Sauer (2001) afirma que a questão central da reforma agrária reside na perspectiva de
ruptura com a lógica da rentabilidade e não produtiva da propriedade da terra, que tem
sustentado o latifúndio em nosso país e penalizado o conjunto da população brasileira
desde, pelo menos, a Lei de Terras de 1850.

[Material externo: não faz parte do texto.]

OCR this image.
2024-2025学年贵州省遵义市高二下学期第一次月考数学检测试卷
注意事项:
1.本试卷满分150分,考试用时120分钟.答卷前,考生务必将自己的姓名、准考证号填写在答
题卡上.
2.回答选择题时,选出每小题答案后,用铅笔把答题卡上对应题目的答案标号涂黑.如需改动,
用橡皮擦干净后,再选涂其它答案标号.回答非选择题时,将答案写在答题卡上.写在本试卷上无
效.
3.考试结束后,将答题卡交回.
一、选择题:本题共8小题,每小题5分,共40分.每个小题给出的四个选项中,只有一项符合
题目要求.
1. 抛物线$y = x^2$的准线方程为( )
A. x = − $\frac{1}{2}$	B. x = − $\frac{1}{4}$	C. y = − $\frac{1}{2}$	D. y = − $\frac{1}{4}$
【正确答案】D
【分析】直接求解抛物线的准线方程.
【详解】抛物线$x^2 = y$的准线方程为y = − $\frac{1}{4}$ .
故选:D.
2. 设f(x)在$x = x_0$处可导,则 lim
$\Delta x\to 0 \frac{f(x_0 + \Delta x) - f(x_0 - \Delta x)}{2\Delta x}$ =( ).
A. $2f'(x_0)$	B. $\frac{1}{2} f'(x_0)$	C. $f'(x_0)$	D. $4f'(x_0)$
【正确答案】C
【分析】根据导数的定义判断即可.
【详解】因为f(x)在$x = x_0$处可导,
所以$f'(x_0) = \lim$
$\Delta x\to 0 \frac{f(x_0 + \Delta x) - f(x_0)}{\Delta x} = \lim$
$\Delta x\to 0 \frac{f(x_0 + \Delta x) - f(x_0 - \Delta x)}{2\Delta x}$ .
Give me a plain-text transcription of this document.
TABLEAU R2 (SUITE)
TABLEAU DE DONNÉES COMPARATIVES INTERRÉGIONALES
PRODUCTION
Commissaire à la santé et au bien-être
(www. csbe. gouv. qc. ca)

O processo de ocupação territorial é histórico, desde a divisão das capitanias passando
pela doação de terras, chamada Sesmarias, que se introduziu o perfil dos plantations na
estrutura agrária brasileira. Em contexto geral, a moldura agrária permanece
indissolúvel e atende as perspectivas capitalistas de modo a propiciar um domínio sobre
a terra e um controle sobre os meios mantendo-a como um negócio rentável e que
atende ao lucro e a especulação. Segundo afirma Octávio Ianni Quando uma área de economia natural é alcançada pela expansão da economia de mercado, as terras evidentemente são valorizadas; em consequência, o conflito de interesses se aguça (1959, p. 34).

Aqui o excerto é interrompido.